Building A Closer Relationship to Our Own Skin

by S. Todd Stolp MD

©August 2007

 

We should all be dermatologists.  To examine the skin of a willing family member requires no scalpel, no anesthesiology, no fancy machinery and no health insurance.  However, to understand the relevant features of a skin condition and thereby render your examination much more useful, budding dermatologists must understand the “Language of Dermatology.”

 

The word “blotch” is generally reserved for horticulturists.  A patch of skin that is abnormally colored and less than one half inch in diameter is often referred to as a “macule” (mack-yool).  This term can be embellished by including a reference to the color of the macule, such as a “red macule,” or a “white macule.”  A larger area of coloration can be referred to as a “patch.”

 

If a particular rash is “bumpy,” the small bumps (usually less than one quarter inch in size) are called “papules” (pap-yools).  Larger bumps are called nodules.  If the papules are too tiny to be counted, a rash may feel like sandpaper to the examining finger.  You can impress your health care provider by referring to a “sandpaper” rash as a “micropapular” (mike-ro-pap-yooler) rash.

 

A small bump that is filled with fluid is not a “blister,” but instead goes by the much more dignified term “vesicle.”  However, if the fluid appears to be (ugh!) greenish, the “vesicle” becomes a “pustule” (pust-yool), and the fluid within it “pus.”

 

No Language of Dermatology primer would be complete without a mention of the character of a rash.  A rash may be found in similar locations on either side of the body (symmetrical rashes), or it may be in only one spot (localized).  A rash may be wet (moist) or dry (scaly or flakey).  It may be sore to the touch (tender) or itchy (itchy).

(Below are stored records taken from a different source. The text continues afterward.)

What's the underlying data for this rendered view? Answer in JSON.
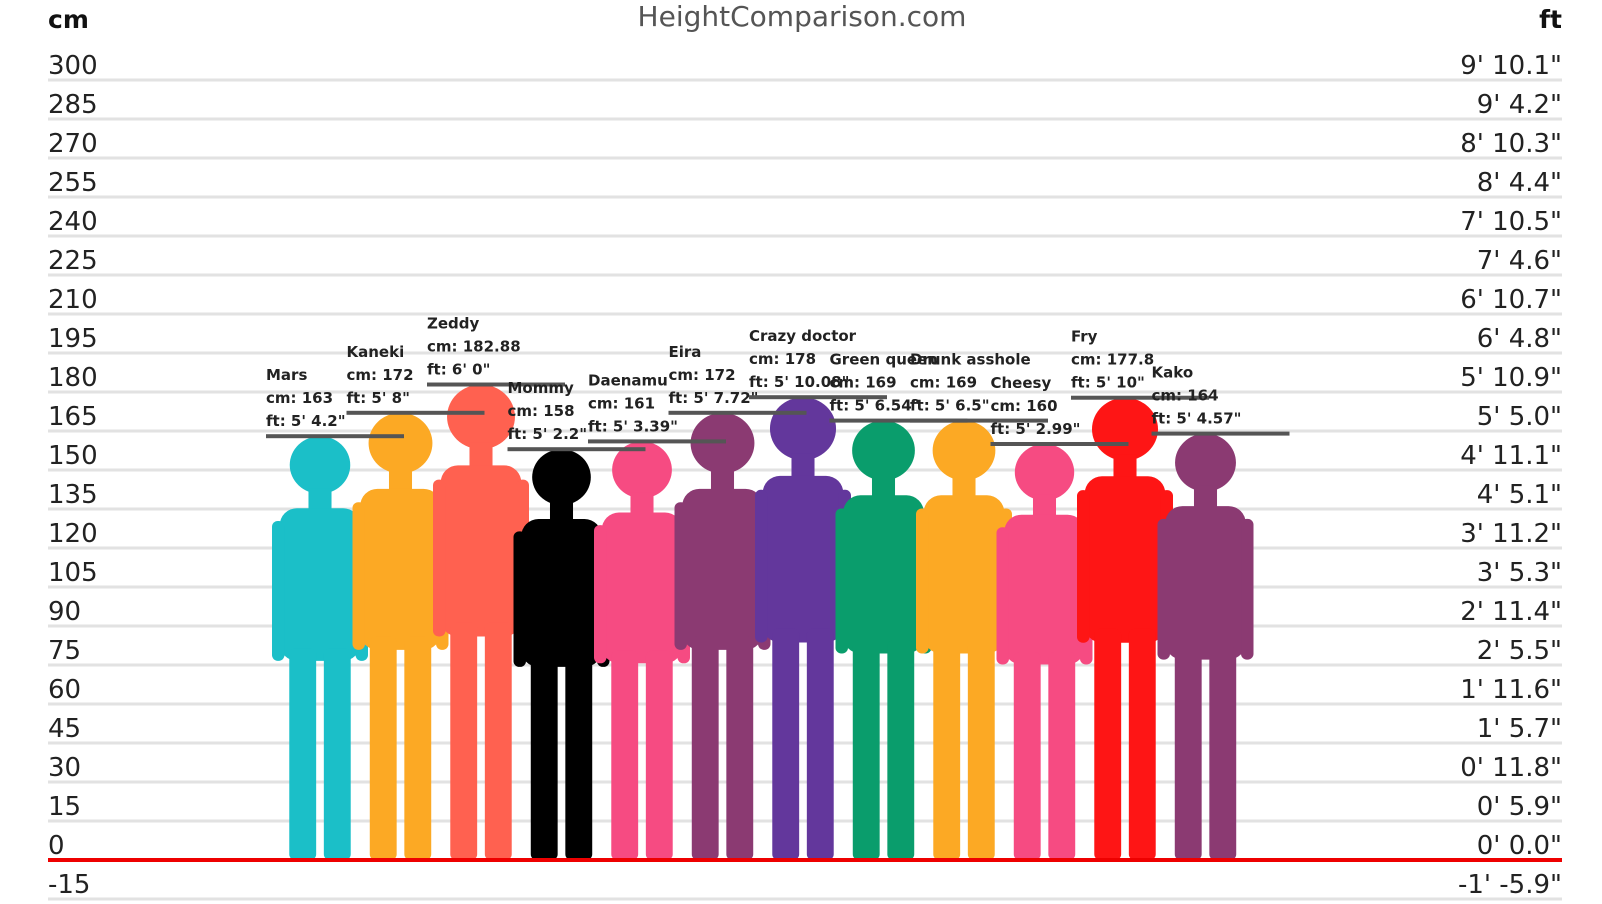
{
  "site_title": "HeightComparison.com",
  "colors": {
    "grid": "#e2e2e2",
    "baseline": "#ee0000",
    "marker": "#555555",
    "text": "#222222"
  },
  "chart_data": {
    "type": "bar",
    "title": "",
    "unit_left": "cm",
    "unit_right": "ft",
    "ylim": [
      -15,
      300
    ],
    "grid": true,
    "ticks": [
      {
        "cm": 300,
        "ft": "9' 10.1\""
      },
      {
        "cm": 285,
        "ft": "9' 4.2\""
      },
      {
        "cm": 270,
        "ft": "8' 10.3\""
      },
      {
        "cm": 255,
        "ft": "8' 4.4\""
      },
      {
        "cm": 240,
        "ft": "7' 10.5\""
      },
      {
        "cm": 225,
        "ft": "7' 4.6\""
      },
      {
        "cm": 210,
        "ft": "6' 10.7\""
      },
      {
        "cm": 195,
        "ft": "6' 4.8\""
      },
      {
        "cm": 180,
        "ft": "5' 10.9\""
      },
      {
        "cm": 165,
        "ft": "5' 5.0\""
      },
      {
        "cm": 150,
        "ft": "4' 11.1\""
      },
      {
        "cm": 135,
        "ft": "4' 5.1\""
      },
      {
        "cm": 120,
        "ft": "3' 11.2\""
      },
      {
        "cm": 105,
        "ft": "3' 5.3\""
      },
      {
        "cm": 90,
        "ft": "2' 11.4\""
      },
      {
        "cm": 75,
        "ft": "2' 5.5\""
      },
      {
        "cm": 60,
        "ft": "1' 11.6\""
      },
      {
        "cm": 45,
        "ft": "1' 5.7\""
      },
      {
        "cm": 30,
        "ft": "0' 11.8\""
      },
      {
        "cm": 15,
        "ft": "0' 5.9\""
      },
      {
        "cm": 0,
        "ft": "0' 0.0\""
      },
      {
        "cm": -15,
        "ft": "-1' -5.9\""
      }
    ],
    "characters": [
      {
        "name": "Mars",
        "cm": 163,
        "cm_text": "cm: 163",
        "ft_text": "ft: 5' 4.2\"",
        "color": "#1bbfc8"
      },
      {
        "name": "Kaneki",
        "cm": 172,
        "cm_text": "cm: 172",
        "ft_text": "ft: 5' 8\"",
        "color": "#fca924"
      },
      {
        "name": "Zeddy",
        "cm": 182.88,
        "cm_text": "cm: 182.88",
        "ft_text": "ft: 6' 0\"",
        "color": "#ff6150"
      },
      {
        "name": "Mommy",
        "cm": 158,
        "cm_text": "cm: 158",
        "ft_text": "ft: 5' 2.2\"",
        "color": "#000000"
      },
      {
        "name": "Daenamu",
        "cm": 161,
        "cm_text": "cm: 161",
        "ft_text": "ft: 5' 3.39\"",
        "color": "#f64b82"
      },
      {
        "name": "Eira",
        "cm": 172,
        "cm_text": "cm: 172",
        "ft_text": "ft: 5' 7.72\"",
        "color": "#8b3a72"
      },
      {
        "name": "Crazy doctor",
        "cm": 178,
        "cm_text": "cm: 178",
        "ft_text": "ft: 5' 10.08\"",
        "color": "#63379c"
      },
      {
        "name": "Green queen",
        "cm": 169,
        "cm_text": "cm: 169",
        "ft_text": "ft: 5' 6.54\"",
        "color": "#0a9d6c"
      },
      {
        "name": "Drunk asshole",
        "cm": 169,
        "cm_text": "cm: 169",
        "ft_text": "ft: 5' 6.5\"",
        "color": "#fca924"
      },
      {
        "name": "Cheesy",
        "cm": 160,
        "cm_text": "cm: 160",
        "ft_text": "ft: 5' 2.99\"",
        "color": "#f64b82"
      },
      {
        "name": "Fry",
        "cm": 177.8,
        "cm_text": "cm: 177.8",
        "ft_text": "ft: 5' 10\"",
        "color": "#fe1515"
      },
      {
        "name": "Kako",
        "cm": 164,
        "cm_text": "cm: 164",
        "ft_text": "ft: 5' 4.57\"",
        "color": "#8b3a72"
      }
    ]
  }
}
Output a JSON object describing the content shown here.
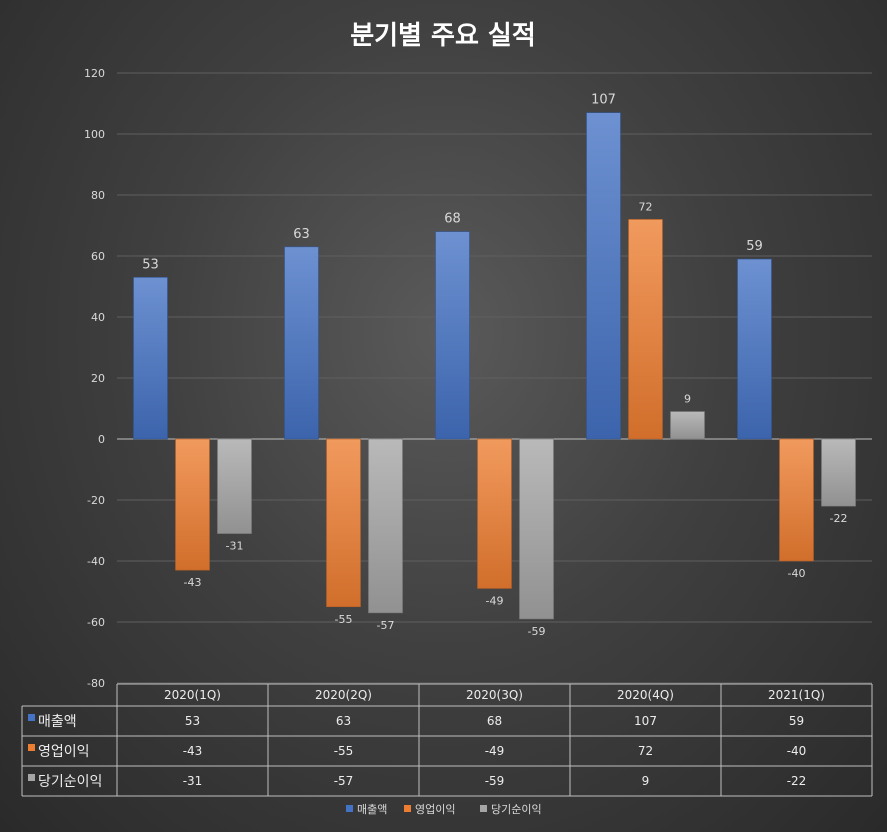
{
  "chart_data": {
    "type": "bar",
    "title": "분기별 주요 실적",
    "categories": [
      "2020(1Q)",
      "2020(2Q)",
      "2020(3Q)",
      "2020(4Q)",
      "2021(1Q)"
    ],
    "series": [
      {
        "name": "매출액",
        "values": [
          53,
          63,
          68,
          107,
          59
        ],
        "color": "#4472c4"
      },
      {
        "name": "영업이익",
        "values": [
          -43,
          -55,
          -49,
          72,
          -40
        ],
        "color": "#ed7d31"
      },
      {
        "name": "당기순이익",
        "values": [
          -31,
          -57,
          -59,
          9,
          -22
        ],
        "color": "#a5a5a5"
      }
    ],
    "ylim": [
      -80,
      120
    ],
    "y_ticks": [
      120,
      100,
      80,
      60,
      40,
      20,
      0,
      -20,
      -40,
      -60,
      -80
    ],
    "grid": true,
    "data_table": true,
    "legend": "bottom"
  }
}
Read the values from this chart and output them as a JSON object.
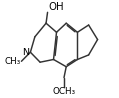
{
  "fig_width": 1.19,
  "fig_height": 0.98,
  "dpi": 100,
  "line_color": "#333333",
  "line_width": 1.05,
  "font_size": 6.8,
  "bg_color": "#ffffff",
  "xlim": [
    -0.5,
    6.5
  ],
  "ylim": [
    -1.2,
    5.8
  ],
  "labels": {
    "OH": "OH",
    "N": "N",
    "NMe": "CH₃",
    "OCH3": "OCH₃",
    "O_label": "O"
  }
}
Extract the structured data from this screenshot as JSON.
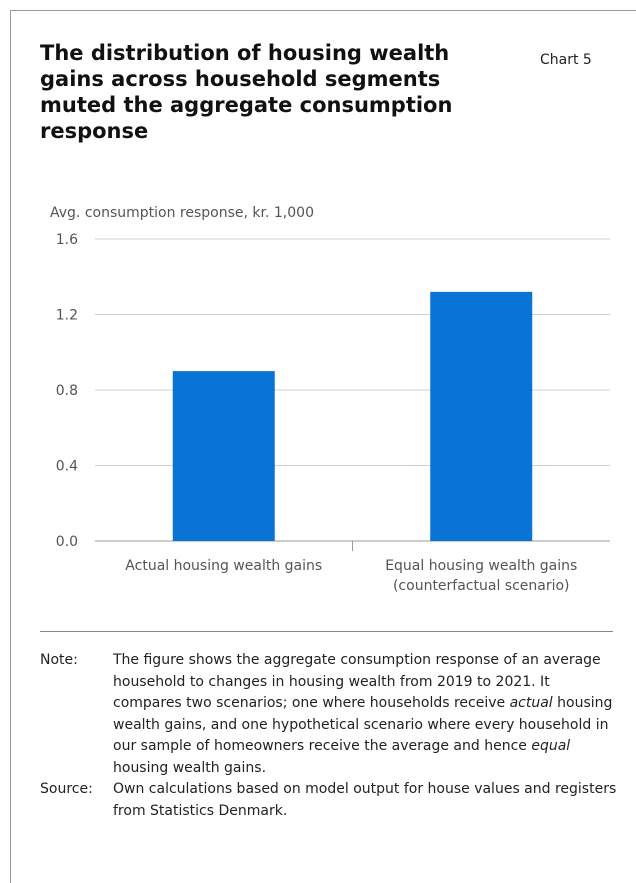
{
  "title": "The distribution of housing wealth gains across household segments muted the aggregate consumption response",
  "chart_label": "Chart 5",
  "chart_data": {
    "type": "bar",
    "categories": [
      [
        "Actual housing wealth gains"
      ],
      [
        "Equal housing wealth gains",
        "(counterfactual scenario)"
      ]
    ],
    "values": [
      0.9,
      1.32
    ],
    "ylabel": "Avg. consumption response, kr. 1,000",
    "ylim": [
      0,
      1.6
    ],
    "yticks": [
      "0.0",
      "0.4",
      "0.8",
      "1.2",
      "1.6"
    ],
    "grid": true,
    "bar_color": "#0a74d6"
  },
  "note": {
    "label": "Note:",
    "text_parts": [
      {
        "t": "The figure shows the aggregate consumption response of an average household to changes in housing wealth from 2019 to 2021. It compares two scenarios; one where households receive ",
        "i": false
      },
      {
        "t": "actual",
        "i": true
      },
      {
        "t": " housing wealth gains, and one hypothetical scenario where every household in our sample of homeowners receive the average and hence ",
        "i": false
      },
      {
        "t": "equal",
        "i": true
      },
      {
        "t": " housing wealth gains.",
        "i": false
      }
    ]
  },
  "source": {
    "label": "Source:",
    "text": "Own calculations based on model output for house values and registers from Statistics Denmark."
  }
}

Now you are ready to practice your Sherlock Holmes skills on some sample rashes.

 

Since school is recently back in session, we can expect our kids to show up with a number of interesting dermatologic challenges.  A symmetrical itchy rash with many discrete vesicles usually beginning on the upper chest, often accompanied by a slight fever (over 99.5 degrees F) is typical of chickenpox.  This illness is becoming much less common due to the chickenpox vaccine.

 

A much more common itchy, localized, often asymmetrical, vesicle (or “vesicular) rash that is seen in kids which occurs in locations that are not covered by clothing is poison oak.  This eruption is not associated with fever and, contrary to popular belief, cannot be spread by touching the rash and then touching other normal skin.

 

Sometimes a rash may be preceded by other symptoms.  In infants, a high fever (103 degrees F or higher) may occur without many other signs of illness.  After four days, the fever may suddenly return to normal and patchy macules and papules (“maculopapular rash”) may break out on the chest, face and extremities.  This illness is classic for “Roseola.”  This illness can be distinguished from the very rare condition of “Measles” because measles almost always results in severe symptoms including red irritated eyes, severe cough and persistent high fever during the rash.  Measles is almost never seen in this country because of vaccinations.

 

Another case might involve a solid bright red macular rash on the cheeks in a young child.  This rash may progress over days to weeks to become a “lacey,” spider-web-like rash on the arms and upper trunk without many symptoms and no fever.  This illness may be “Fifth Disease” (also known as “Slapped Cheek”).  Occasionally, especially in adults, such a condition can lead to joint pain or blood abnormalities, and may even cause significant problems if a woman in early pregnancy were to contract the illness.

 

Obviously, dermatology is a very complex medical specialty requiring many years of study.  However, a basic understanding of skin (our largest organ!) can empower every one of us to improve our own health care, not to mention enjoy social conversations with other dermatologists.